A dairy co-operative farmer has complained to a Senate inquiry that he has not been able to get his shares paid out after transferring to a new processor.
Australia Milk Producers Association representative Kevin Tesselaar from Timboon said he had been a supplier to Murray Goulburn until June 2009.
Up until January when the hearing was held he had not been paid out for his shares.
He said he had to become a shareholder when he became a supplier.
The shares were deducted from his milk payments.
"I left Murray Goulburn in June last year and I still have not been paid for the shares that I had in that company.
"If I relinquished dairying my shares would have been paid out in roughly six weeks, but because I have gone to a different company, those shares are being withheld and will be paid out at the directors' discretion," Mr Tesselaar said.
"The directors told me that they would pay out my shares when the company finances allowed it.

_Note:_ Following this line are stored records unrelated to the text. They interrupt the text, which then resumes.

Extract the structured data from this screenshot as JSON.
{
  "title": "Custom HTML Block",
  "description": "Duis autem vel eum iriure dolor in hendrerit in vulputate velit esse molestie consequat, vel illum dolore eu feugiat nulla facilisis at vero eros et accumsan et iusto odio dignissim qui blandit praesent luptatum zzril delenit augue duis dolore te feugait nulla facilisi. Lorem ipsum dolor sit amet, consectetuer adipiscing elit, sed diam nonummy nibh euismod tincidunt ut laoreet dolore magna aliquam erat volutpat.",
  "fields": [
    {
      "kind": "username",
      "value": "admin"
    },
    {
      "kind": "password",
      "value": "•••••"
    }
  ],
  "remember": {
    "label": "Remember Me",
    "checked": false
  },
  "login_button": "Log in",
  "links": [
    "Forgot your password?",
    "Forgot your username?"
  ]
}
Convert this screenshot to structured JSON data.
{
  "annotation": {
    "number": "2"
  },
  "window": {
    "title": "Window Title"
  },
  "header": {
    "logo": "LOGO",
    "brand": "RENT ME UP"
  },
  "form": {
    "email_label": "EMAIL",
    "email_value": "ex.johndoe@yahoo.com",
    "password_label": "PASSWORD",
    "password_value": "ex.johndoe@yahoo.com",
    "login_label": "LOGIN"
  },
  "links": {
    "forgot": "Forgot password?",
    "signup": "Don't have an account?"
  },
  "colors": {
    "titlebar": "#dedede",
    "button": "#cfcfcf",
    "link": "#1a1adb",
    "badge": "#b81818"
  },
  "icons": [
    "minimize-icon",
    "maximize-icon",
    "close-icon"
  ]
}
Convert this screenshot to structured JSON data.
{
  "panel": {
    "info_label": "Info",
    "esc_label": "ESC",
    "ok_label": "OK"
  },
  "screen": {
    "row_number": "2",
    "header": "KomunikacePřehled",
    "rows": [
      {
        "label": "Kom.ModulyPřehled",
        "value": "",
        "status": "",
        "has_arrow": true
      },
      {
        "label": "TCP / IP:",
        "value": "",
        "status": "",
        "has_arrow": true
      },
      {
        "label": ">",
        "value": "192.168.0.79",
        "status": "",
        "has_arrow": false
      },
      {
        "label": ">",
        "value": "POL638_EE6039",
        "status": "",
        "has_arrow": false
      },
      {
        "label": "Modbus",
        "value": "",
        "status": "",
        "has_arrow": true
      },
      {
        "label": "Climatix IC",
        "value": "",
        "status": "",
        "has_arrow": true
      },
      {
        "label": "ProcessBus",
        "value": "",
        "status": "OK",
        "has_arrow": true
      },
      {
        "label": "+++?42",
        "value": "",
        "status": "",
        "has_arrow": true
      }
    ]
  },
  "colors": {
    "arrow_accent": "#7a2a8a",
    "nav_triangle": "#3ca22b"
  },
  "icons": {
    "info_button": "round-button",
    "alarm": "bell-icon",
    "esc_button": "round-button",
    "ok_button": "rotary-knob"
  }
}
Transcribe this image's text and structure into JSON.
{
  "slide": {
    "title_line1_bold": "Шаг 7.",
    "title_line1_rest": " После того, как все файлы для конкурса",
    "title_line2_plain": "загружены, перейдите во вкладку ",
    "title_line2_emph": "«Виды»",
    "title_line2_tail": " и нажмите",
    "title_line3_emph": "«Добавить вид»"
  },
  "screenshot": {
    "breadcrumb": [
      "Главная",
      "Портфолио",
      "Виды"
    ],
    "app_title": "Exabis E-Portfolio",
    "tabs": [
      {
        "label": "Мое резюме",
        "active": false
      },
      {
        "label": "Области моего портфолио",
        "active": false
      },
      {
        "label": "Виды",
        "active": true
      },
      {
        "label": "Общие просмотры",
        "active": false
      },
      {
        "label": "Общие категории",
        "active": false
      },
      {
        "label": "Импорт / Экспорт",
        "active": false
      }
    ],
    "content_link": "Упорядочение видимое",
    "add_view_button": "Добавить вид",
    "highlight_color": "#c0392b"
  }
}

"Now, if that is not a penalty or a wooden stick for leaving the company then I do not know what is."
Mr Tesselaar said his share portfolio was worth about $9000.
He said the practice of dairy companies charging their suppliers for milk transport, when they had no choice about which company transported their milk was an anticompetitive practice.
He said with the milk price crash he could use the share money to pay out his outstanding accounts.
The Senate economics committee sat in Melbourne in January and is continuing its inquiry.